Former NSA deputy director George Barnes has made his first investment as a venture capitalist for his new job at the VC incubation studio Red Cell Partners. It’s a $3 million seed deal in an open source cybersecurity startup called Hunted Labs, he told TechCrunch exclusively.
Barnes spent his entire 35-year career at the spy agency, starting as an engineer, traveling from cushy assignments in places like London to war zones, he said. He worked as deputy director from 2017 to 2023.
During that time, the “NSA had positioned itself to actually penetrate our adversaries,” he told TechCrunch. That ability to hack, “really prepares you to be a better defender,” he said adding that this is why the NSA is so good at “finding vulnerabilities and zero days.”
It’s also why he was excited to find Hunted Labs, the brainchild of Hayden Smith. Smith previously worked on DevOps and cybersecurity for various DoD projects; during his last project for the government, Smith was working on the DoD’s big Platform One project, “which was this huge software factory,” as Smith told TechCrunch.
Platform One allows the department’s programmers to deploy their apps faster with fewer approvals in large part by using already secured and cleared cloud or open source software (OSS). But one immediate question came up in its development: who is writing this OSS software?
“We don’t know what connections they have to any organization or any foreign influence,” Smith said. “There really was no product or no tool out there that could help accomplish this at scale.”

Cold email, big customer
The importance of knowing software contributors became highlighted in 2024, when a lone Microsoft engineer discovered a backdoor in xz Utils, a widely used piece of software included in just about every version of Linux. The perpetrator spent years gaining trust and covering their tracks before planting this code.

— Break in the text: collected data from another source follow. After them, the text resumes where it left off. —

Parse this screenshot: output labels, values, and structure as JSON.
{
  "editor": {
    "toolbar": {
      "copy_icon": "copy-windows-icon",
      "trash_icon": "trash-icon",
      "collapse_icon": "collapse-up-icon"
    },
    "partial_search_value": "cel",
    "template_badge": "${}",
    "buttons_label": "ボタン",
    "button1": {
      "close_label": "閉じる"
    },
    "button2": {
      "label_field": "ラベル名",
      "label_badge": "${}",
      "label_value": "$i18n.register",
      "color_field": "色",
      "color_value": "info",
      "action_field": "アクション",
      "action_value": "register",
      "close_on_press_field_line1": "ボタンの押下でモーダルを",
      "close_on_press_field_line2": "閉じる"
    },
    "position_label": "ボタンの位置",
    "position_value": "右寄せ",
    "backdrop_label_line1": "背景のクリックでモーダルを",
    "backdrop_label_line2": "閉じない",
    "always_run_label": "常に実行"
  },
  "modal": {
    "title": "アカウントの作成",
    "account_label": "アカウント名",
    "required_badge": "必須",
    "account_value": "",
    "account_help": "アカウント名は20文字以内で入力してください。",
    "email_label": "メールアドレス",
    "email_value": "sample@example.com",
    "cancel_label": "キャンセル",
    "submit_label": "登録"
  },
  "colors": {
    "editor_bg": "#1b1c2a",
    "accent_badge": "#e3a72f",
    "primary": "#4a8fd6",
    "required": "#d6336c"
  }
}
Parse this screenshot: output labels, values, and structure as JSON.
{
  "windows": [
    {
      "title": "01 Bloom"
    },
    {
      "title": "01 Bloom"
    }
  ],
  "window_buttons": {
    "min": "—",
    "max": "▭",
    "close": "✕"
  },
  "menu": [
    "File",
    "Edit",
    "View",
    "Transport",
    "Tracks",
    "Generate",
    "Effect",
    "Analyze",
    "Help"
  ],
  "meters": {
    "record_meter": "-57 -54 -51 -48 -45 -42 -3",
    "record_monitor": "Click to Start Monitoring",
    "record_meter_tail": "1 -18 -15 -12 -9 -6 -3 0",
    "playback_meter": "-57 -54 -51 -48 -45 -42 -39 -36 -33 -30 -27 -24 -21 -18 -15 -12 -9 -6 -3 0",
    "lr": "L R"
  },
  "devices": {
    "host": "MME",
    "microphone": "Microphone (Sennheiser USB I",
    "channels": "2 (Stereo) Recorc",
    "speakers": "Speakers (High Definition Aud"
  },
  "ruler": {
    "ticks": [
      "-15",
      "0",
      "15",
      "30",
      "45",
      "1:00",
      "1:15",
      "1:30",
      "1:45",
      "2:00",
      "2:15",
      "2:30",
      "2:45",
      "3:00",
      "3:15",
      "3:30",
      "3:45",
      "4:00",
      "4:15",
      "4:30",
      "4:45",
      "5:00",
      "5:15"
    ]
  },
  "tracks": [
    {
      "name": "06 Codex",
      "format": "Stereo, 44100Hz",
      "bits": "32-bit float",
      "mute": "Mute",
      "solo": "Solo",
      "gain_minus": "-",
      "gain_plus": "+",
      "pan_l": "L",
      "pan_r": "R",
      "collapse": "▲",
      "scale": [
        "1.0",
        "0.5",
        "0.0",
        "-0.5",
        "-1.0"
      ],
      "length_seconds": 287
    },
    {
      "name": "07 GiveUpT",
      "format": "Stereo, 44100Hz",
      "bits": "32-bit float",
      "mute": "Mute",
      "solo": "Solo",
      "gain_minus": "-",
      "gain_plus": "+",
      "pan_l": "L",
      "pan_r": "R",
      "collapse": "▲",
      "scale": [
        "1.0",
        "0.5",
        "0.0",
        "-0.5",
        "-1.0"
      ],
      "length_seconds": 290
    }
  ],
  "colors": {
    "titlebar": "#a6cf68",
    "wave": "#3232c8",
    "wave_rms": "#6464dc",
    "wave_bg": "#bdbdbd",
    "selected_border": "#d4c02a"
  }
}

Smith wanted to create a commercial version of the background checking work he did for Platform One. So he sent cold emails to potential investors, and Barnes replied. Smith was shocked to discover he’d reached the former NSA deputy director.
Barnes liked the idea enough to invite Hunted Labs into Red Cell’s paid, three-month “discovery” period for its incubator. An incubator is somewhat like an accelerator, only the VC is more like a co-founder, bringing the outfit’s own ideas for startups to life.
Such deals may involve taking a larger stake than in a standard seed deal, but it offers more mentorship and support. Red Cell declined to say how much of Hunted Labs it controls.
In that three months, Hunted Labs refined its product enough to land customers and its $3 million seed investment from Red Cell. The startup has also already landed a $1.79 million contract with the Space Development Agency, Smith said.
Interestingly, the space agency deal didn’t come from Red Cell’s network. It came instead from the DoD connections of Smith and former DoD-project security engineer Tim Barone, who previously worked with Smith and is a co-founder of Hunted Labs, along with Smith’s wife Amanda Aguayoco. (“I have a cooling off period — that’s two years for DoD,” said Barnes, referring to why he isn’t directly involved in sales.)
But the founders are known to many in the massive department, so unlike many Silicon Valley-born defense tech startups, they don’t need such warm intros to government buyers, anyway.
“They are recognized professionals in their own right, and so that actually opens doors,” Barnes said.
Hunted Labs also provides more traditional OSS software threat management, like identifying the software in use and spotting vulnerabilities in the code. In this space, it has plenty of competition like Black Duck Software, Mend.io, and Snyk.